Get the audience actively involved quickly. Make the content appear relevant and generate buy-in. Make it their program and not yours! Demonstrate your interest in them by immediately getting them participating.
Use Visuals that have Impact. Keep the concept understandable and clear and do not go overboard and make the visuals distracting. Many people report they are Powerpointed to death these days -- simple is engaging. Keep them occupied visually, auditorially and kinesthetically!
Simple is better than cluttered. Repeated borders and multicolored company logos on every single slide can be annoying, especially if they do not add to content. Keep ideas to only a few on each page. And consider the Thiagi Test: If you put it on the floor at your feet, can you read it? If not, recreate!
Don't physically touch the projector screen. This often moves it and when you let go, it moves back. You also get in the way of the image most of the time. If you are using an overhead, use a pencil or pen or even one of the specially crafted "pointing hands" or similar. Use a laser pencil, which have become amazingly cheap, to highlight computer projected images. But also be careful not to shine that baby in someone's eyes since it can do major damage.
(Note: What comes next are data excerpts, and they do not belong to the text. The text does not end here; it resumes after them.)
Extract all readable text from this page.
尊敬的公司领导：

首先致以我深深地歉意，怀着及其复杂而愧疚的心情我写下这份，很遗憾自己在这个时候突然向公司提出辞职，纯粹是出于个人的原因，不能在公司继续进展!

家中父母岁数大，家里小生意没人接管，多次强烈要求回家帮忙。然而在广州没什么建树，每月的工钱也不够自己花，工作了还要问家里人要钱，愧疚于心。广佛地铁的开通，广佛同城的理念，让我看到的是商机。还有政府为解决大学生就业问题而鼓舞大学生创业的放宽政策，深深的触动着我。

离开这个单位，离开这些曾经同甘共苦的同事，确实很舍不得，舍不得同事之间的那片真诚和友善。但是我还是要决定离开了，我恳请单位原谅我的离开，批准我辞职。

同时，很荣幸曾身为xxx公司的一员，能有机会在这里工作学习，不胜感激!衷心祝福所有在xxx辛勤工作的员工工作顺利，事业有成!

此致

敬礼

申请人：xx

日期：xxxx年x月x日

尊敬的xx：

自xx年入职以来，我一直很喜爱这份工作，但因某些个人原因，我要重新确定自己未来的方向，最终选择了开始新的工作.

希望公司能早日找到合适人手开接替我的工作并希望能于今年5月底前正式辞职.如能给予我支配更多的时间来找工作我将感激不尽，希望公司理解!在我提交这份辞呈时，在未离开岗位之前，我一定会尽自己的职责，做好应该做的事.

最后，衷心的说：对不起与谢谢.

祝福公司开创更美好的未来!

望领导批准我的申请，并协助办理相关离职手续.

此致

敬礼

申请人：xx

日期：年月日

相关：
Some pointer or stick also works fine.
Stay away from the screen unless you are doing shadow images intentionally. I generally sit when I am doing a series of visuals to prevent myself from being the focus of attraction or to simply get out of the way. Watch the sightlines. Shadows on the screen (or elbows stuck in the output of the overhead mirror) are very distracting for most people.
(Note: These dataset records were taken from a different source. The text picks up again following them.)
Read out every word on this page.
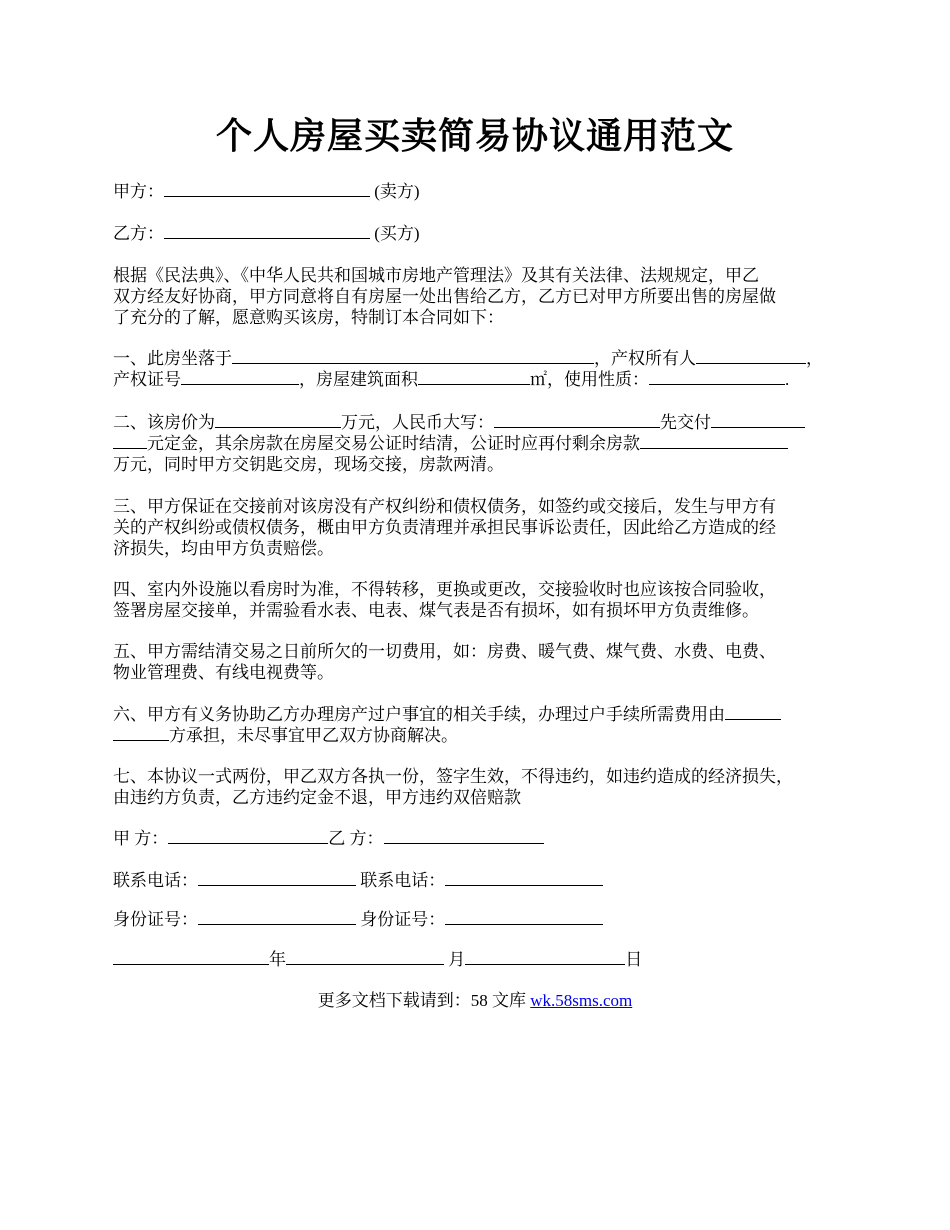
个人房屋买卖简易协议通用范文
甲方：	(卖方)
乙方：	(买方)
根据《民法典》、《中华人民共和国城市房地产管理法》及其有关法律、法规规定，甲乙
双方经友好协商，甲方同意将自有房屋一处出售给乙方，乙方已对甲方所要出售的房屋做
了充分的了解，愿意购买该房，特制订本合同如下：
一、此房坐落于	，产权所有人	，
产权证号	，房屋建筑面积	㎡，使用性质：	.
二、该房价为	万元，人民币大写：	先交付
元定金，其余房款在房屋交易公证时结清，公证时应再付剩余房款
万元，同时甲方交钥匙交房，现场交接，房款两清。
三、甲方保证在交接前对该房没有产权纠纷和债权债务，如签约或交接后，发生与甲方有
关的产权纠纷或债权债务，概由甲方负责清理并承担民事诉讼责任，因此给乙方造成的经
济损失，均由甲方负责赔偿。
四、室内外设施以看房时为准，不得转移，更换或更改，交接验收时也应该按合同验收，
签署房屋交接单，并需验看水表、电表、煤气表是否有损坏，如有损坏甲方负责维修。
五、甲方需结清交易之日前所欠的一切费用，如：房费、暖气费、煤气费、水费、电费、
物业管理费、有线电视费等。
六、甲方有义务协助乙方办理房产过户事宜的相关手续，办理过户手续所需费用由
方承担，未尽事宜甲乙双方协商解决。
七、本协议一式两份，甲乙双方各执一份，签字生效，不得违约，如违约造成的经济损失，
由违约方负责，乙方违约定金不退，甲方违约双倍赔款
甲 方：	乙 方：
联系电话：	联系电话：
身份证号：	身份证号：
年	月	日
更多文档下载请到：58 文库 wk.58sms.com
You can make your own pointer from cardboard or plastic with a pair of scissors or you can create an opaque pointer printing with ink on a transparency film.
If you are using visuals as the main part of the presentation, as I do quite often, make THEM the main part of the presentation and get yourself out of the way.
Use a simple laser pointer but do not get carried away.
Turn the LCD projector "off" when you are not referring to a visual - there are a variety of ways to do that, ranging from pressing B on the keyboard to using a USB Remote that has a blanking function. I will often simply put a piece of paper in front of the lens if I have it on a table.
Colors - I use green backgrounds for "go," blue for "credibility," yellow for "caution" and red for "danger." I do this when it makes sense to use simple background colors. Most of my visuals tend to be more simple and clean, which I also think helps.
Use round tables - and sit no more than 6 people per table to maximize participation and involvement. Fewer is okay, but one person is more likely to dominate conversation in smaller groups. Bigger groups become committees and people will not get involved, opting out in many cases.
Tilt the screen forward at the top to minimize keystoning of the image. Most screens are made that way now but most people do not seem to know what that funny thing is on the top -- it is an extension. Nine times in ten, even the professional AV people do not set the screens up right! Although some LCD projectors will do this to a degree, tilting the screen can make your images completely square, which looks most professional.
Don't leave the screen the same for extended periods or leave a slide up too long - you should blank it or cover the lens or otherwise turn it off when you are done with that theme or image and will not be transitioning into a new one for a period of time. Do this especially when you are in a general question and answer period. I have seen people leave their marketing information up on screen for 15 minutes or more, which actually seems to get annoying and intrusive...
If you are talking or answering questions, blank the screen!